The Lucky Jaguar

There was a village that believed in the idea of The Lucky Jaguar. When a jaguar appeared near the village, a village elder instructed people "So long as it isn't attacking anyone in the village, don't kill it. It's lucky."

The village elder was probably old enough to remember a time in the past when there was a jaguar in the area and the village had a really, really good year that year. They didn't know why or how a jaguar in the area made a positive difference to their welfare, but they could recognize the correlation.

Modern scientists were able to determine that the jaguar was hunting pigs in the area and pigs routinely ate part of the locally grown crops. The pigs feasted on the village crops during the night and the jaguar feasted on the pigs during the night, so the villagers never directly witnessed any of these activities.

Thus, the village elder couldn't draw a clear cause-and-effect line from the presence of the jaguar to the bumper crop associated with it, but the difference was too substantial to dismiss it as wild coincidence. The difference was the difference between barely surviving the year and everyone having abundance. It was about a fifty percent increase in crop yield.

Community development is complex and has many moving parts. You may not always be able to track a straight line cause-and-effect between X person or action and Y outcome, so proxies and other hand-wavy metrics are frequently used to try to measure community development work.

But you need to be careful with those. If you can't determine a clear cause-and-effect relationship, you need to make sure they are metrics that, like the idea of The Lucky Jaguar, are protecting the goose laying the golden eggs and not killing it.

Be leery of proxies that can be used to claim credit where no credit it due. Be especially leery if there is an obvious conflict of interest -- for example, someone trying to justify a pork barrel salary where the money comes out of city coffers and there is no real accountability.

While it can be useful to track aggregate statistics -- new business, business that moved to downtown from elsewhere within the city -- if you can't show cause and effect, you shouldn't be trying to claim credit for it. It just muddies the waters and makes it harder to track what is actually working, not easier.

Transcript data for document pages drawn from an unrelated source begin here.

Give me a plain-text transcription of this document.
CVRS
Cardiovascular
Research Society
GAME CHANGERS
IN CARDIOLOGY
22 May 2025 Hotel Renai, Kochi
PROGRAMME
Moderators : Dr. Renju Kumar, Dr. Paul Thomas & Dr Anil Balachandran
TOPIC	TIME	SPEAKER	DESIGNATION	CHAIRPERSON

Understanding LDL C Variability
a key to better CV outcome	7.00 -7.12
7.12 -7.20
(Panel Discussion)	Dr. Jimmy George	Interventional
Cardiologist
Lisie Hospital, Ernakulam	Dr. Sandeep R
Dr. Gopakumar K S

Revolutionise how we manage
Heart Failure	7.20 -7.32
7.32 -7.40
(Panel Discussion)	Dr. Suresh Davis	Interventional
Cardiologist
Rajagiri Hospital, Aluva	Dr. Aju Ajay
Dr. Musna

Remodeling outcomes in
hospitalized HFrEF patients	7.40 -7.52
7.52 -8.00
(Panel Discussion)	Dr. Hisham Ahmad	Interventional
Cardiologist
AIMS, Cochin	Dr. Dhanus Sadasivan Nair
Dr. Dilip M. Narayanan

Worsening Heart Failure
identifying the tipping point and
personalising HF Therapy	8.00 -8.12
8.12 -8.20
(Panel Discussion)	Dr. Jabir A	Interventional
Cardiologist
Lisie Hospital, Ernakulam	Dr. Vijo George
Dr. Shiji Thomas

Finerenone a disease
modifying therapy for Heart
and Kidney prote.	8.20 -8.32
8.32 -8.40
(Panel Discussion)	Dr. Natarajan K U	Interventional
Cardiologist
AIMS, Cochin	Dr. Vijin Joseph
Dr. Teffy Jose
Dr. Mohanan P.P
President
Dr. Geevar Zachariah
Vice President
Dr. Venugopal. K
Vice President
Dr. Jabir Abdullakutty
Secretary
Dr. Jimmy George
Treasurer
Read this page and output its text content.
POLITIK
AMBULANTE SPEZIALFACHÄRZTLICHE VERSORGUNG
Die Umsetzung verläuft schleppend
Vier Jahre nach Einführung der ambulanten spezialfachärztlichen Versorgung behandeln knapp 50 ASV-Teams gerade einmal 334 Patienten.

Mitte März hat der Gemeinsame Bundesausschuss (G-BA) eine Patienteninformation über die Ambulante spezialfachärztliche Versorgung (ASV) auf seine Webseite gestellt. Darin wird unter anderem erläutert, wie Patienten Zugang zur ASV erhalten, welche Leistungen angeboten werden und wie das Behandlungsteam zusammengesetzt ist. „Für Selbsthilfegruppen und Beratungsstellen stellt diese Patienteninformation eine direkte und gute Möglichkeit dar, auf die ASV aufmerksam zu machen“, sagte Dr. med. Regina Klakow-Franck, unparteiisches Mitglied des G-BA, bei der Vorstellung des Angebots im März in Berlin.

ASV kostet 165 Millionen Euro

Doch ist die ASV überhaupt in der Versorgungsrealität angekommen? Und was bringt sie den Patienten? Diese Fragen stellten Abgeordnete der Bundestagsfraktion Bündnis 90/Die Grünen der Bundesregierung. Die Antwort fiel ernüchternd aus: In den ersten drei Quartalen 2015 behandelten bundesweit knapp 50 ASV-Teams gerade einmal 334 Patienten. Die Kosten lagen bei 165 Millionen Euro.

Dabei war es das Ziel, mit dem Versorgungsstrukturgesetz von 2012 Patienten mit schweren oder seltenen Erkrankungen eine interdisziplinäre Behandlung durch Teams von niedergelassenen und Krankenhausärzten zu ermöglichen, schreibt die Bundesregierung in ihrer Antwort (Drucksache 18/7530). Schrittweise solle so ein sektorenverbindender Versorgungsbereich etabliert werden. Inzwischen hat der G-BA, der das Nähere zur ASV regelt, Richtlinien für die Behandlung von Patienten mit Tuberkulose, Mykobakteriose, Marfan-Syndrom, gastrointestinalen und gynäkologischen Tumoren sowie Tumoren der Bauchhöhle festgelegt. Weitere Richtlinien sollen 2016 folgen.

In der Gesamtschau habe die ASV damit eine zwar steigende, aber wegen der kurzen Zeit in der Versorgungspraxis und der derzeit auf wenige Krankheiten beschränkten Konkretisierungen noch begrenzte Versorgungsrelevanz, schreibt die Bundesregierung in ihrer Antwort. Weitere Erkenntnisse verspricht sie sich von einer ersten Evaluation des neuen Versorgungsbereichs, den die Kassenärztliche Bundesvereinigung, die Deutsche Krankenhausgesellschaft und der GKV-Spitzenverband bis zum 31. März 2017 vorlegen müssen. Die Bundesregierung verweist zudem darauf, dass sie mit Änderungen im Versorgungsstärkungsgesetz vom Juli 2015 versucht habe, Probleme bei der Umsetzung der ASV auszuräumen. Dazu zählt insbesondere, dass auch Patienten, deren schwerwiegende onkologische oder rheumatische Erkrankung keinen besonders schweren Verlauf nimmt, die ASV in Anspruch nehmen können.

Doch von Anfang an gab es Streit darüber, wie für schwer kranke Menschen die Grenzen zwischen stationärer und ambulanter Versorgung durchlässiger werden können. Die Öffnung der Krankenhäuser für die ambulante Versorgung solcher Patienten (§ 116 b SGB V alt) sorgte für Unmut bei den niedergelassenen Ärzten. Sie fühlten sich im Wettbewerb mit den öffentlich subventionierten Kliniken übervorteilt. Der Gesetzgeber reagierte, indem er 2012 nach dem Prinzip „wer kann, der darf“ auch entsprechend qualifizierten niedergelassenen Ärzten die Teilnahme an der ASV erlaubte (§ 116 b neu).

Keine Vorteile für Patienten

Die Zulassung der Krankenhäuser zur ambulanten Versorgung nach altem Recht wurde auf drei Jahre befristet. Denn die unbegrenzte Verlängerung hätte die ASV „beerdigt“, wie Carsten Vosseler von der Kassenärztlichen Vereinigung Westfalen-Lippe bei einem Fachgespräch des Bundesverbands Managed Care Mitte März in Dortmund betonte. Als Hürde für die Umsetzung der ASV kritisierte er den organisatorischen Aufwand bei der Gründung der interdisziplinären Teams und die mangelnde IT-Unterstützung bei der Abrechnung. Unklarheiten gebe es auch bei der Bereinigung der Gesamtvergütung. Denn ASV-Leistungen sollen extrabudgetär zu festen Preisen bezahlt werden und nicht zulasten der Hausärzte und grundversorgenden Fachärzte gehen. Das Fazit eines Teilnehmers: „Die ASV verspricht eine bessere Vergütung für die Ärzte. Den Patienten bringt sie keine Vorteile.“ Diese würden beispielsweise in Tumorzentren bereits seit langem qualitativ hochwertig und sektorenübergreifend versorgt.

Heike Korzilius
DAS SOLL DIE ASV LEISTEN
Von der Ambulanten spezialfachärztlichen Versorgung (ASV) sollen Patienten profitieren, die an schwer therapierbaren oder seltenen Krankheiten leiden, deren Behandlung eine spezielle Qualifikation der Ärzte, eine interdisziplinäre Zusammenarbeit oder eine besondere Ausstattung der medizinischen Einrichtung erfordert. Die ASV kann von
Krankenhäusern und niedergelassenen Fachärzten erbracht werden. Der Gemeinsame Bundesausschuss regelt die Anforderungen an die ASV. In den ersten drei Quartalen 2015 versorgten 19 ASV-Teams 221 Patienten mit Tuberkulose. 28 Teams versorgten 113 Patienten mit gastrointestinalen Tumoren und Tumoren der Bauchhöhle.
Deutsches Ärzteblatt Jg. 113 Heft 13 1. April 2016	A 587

If the goal is community development, you need to be using proxies that enhance the development process and eschewing proxies that can be used with nefarious intent to bleed the community of limited resources for the benefit of one or a few individuals. Knowing who actually brings certain skills to the table and how to treat them is an important part of that.

Of course, not everyone who shows up will actually be interested in doing community development. Some people will be there for other reasons. You need to make sure those reasons play nicely with your goals and aren't a means to sabotage the work you are doing.

In short, it's fine to use proxies and vague metrics and sometimes that's the best you will have available. But make sure no one is getting away with lying with statistics in a way that lines their pockets while actively undermining the community as a whole.